When to Use BHGBrain vs. MEMORY.md

MEMORY.mdBHGBrain
Scale~100 memories before context bloat500,000+ memories
SearchFull file loaded every sessionSemantic retrieval of relevant subset
Multi-agentPer-agent, per-workspaceShared across all MCP clients
DeduplicationManualAutomatic (hash + cosine similarity)
TypesFlat textEpisodic, semantic, procedural
AuditNoneFull audit log
BackupGitDedicated backup/restore with integrity checks

MEMORY.md is fine for a single agent on a single project with a handful of notes. BHGBrain is for teams, multi-agent workflows, and anyone whose AI memory needs have outgrown a text file.

What’s Next

BHGBrain v1 focuses on getting the core right: reliable storage, smart deduplication, hybrid search, and multi-client access. The roadmap includes:

  • Multi-user RBAC — team-level access control
  • Encryption at rest — for regulated environments
  • Cloud sync — optional synchronization across machines
  • Working memory TTL — short-lived scratch memories that auto-expire

Try It

BHGBrain is open source under the MIT license.

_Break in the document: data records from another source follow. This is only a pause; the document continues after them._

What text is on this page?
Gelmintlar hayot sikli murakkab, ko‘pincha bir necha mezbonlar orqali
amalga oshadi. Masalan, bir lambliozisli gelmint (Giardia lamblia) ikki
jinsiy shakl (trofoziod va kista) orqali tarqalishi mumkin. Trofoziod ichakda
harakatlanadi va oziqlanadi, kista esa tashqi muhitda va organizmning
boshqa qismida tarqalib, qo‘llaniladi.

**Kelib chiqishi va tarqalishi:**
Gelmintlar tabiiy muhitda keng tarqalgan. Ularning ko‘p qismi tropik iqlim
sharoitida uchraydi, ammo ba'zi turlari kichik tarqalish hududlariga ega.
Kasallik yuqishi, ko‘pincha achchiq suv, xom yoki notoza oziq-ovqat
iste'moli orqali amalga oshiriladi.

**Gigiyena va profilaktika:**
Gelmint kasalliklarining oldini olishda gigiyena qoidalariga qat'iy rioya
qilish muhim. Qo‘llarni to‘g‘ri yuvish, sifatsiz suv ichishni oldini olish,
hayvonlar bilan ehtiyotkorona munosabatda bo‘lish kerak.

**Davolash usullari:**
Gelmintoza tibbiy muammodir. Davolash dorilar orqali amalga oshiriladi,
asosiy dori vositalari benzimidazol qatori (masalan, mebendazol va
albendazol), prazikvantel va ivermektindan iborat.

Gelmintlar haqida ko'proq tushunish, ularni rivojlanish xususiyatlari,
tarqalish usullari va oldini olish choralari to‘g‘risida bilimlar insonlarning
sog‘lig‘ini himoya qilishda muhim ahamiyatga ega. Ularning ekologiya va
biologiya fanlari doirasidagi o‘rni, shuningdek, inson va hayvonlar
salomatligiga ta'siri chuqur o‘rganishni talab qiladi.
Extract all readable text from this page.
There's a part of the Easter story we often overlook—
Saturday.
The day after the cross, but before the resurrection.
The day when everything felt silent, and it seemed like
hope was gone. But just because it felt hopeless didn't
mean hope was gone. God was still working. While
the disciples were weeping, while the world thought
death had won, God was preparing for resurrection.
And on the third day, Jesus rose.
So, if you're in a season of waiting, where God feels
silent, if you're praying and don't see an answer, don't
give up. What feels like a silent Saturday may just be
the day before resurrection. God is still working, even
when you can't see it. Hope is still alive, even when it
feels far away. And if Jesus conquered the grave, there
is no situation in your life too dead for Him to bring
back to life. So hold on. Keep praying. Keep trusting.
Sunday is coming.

GitHub: github.com/Big-Hat-Group-Inc/BHGBrain

If your AI agents keep forgetting what you told them yesterday, give them a brain that lasts.


Kevin Kaminski is the founder of Big Hat Group, where we build tools and consulting practices around enterprise AI, Windows 365, and cloud infrastructure. BHGBrain grew out of our own frustration with agent amnesia across the multi-agent workflows we run daily.